ESCOBAR: PARADISE LOST

It’s an old B-movie plot: a callow young guy is seduced by the lure of wealth and love and turns to the dark side, with unhappy results. The scenario is repeated again by Andrea di Stefano, but what makes his treatment of it more interesting than most is the fact that in this case the evil that sucks the protagonist in is a historical figure, Colombian drug lord Pablo Escobar. And he’s played with relish by Benicio Del Toro.

The protagonist of the picture, however, is a fictional guy named Nick Brady (Josh Hutcherson), a Canadian who’s come to the Colombian beaches in the late eighties to give surfing lessons. It doesn’t take long for him to fall for the local beauty Maria (Claudia Traisac), who turns out to be Senator Escobar’s niece. Soon they’re engaged, and Escobar will give Nick a job at his palatial estate. He also takes care of the gang of brothers who’d harassed Nick, his brother Dylan (Brady Corbet) and Dylan’s wife Anne (Ana Girardot) at the beach—with the most extreme prejudice. Nick’s not the brightest of bulbs, but even he begins to have qualms about the tactics of Pablo’s men, though Maria, still more obtuse, remains unwilling to accept the truth.

All this is presented in the form of a protracted flashback inserted between events of 1991, when Escobar is about to go to prison in a deal with the government following a near civil war and is making plans to stash his loot so that it will be waiting for him when he leaves jail. Among the trusted associates he chooses to drive crates of cash and diamonds to hiding places around the country is Nick, who’s assigned to meet with a man who will take him to a cave where the stuff can be stored and the entrance blown shut with explosives; he’s then to kill the man to keep the secret. Unfortunately, the man is ill and sends his young nephew Martin (Micke Moreno), who does his job admirably but whom Nick is loath to dispose of afterward.

That sets up the last act of the film, in which Nick has to face off against a slew of men in Pablo’s employ, most notably ruthless enforcer Drago (Carlos Bardem). This scenario just reinforces the fact that Nick is amazingly slow on the update—perhaps with his apparently limited schooling his unaware of the fate of pyramid builders—but worse it requires him to suddenly become not only a wily, street-smart guy but a pretty fair shot to boot. To say the last reel strains credulity is an understatement, especially since Hutcherson—who’s certainly persuasive as a boneheaded, lovesick cipher—can’t pull off the transformation into action hero.

Nonetheless the movie, as implausible as it grows, benefits from one strong element: Del Toro, who portrays Escobar as a seedily charming fellow whose sleepiness masks an underlying streak of cruelty and can abruptly explode with menace.

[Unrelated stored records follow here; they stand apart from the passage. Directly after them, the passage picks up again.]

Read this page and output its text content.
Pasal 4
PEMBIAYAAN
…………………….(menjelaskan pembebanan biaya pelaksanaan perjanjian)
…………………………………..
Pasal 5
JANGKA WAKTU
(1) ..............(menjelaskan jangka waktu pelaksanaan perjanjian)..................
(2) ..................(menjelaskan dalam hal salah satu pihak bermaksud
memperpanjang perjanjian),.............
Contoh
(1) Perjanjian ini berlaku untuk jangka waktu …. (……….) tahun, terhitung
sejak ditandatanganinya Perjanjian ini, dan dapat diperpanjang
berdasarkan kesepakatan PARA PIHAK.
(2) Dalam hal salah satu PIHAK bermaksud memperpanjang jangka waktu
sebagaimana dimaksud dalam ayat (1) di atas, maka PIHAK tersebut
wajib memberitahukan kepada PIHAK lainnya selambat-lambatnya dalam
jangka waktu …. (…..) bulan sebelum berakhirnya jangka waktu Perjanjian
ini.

Moreover, it situates him in a society that’s depicted like a South American version of Prohibition-era Chicago, where a strongman’s Robin Hood-like sharing of the wealth can make him a popular hero among ordinary folk, and give him a degree of economic and political power so great that he can feel free to challenge the so-called authorities with near-impunity. Del Toro’s performance is marked by what might be ironically called a flashy understatement, in which he rarely rants but always comes across as threatening even when he’s smiling. That he’s a fawning family man somehow makes him all the more frightening, and when toward the close he finally explains that he’s only following the law of nature, and indicates his strange relationship to God, it’s genuinely chilling.

It’s a pity that the rest of “Paradise Lost” isn’t worthy of him. Strip away the historical trappings—which one can certainly argue are tastelessly used—and there’s not much left to admire beyond Carlos Conti’s production design, Luis Sansans’ evocative cinematography, and Moreno’s turn as an eager young husband and father who doesn’t have an inkling of the trouble his uncle has gotten him into. “Escobar” gives Del Toro the chance to shine, but it just uses his portrait of a modern-day monster as backdrop to a pulp B-movie plot that Hutcherson isn’t equipped to carry convincingly.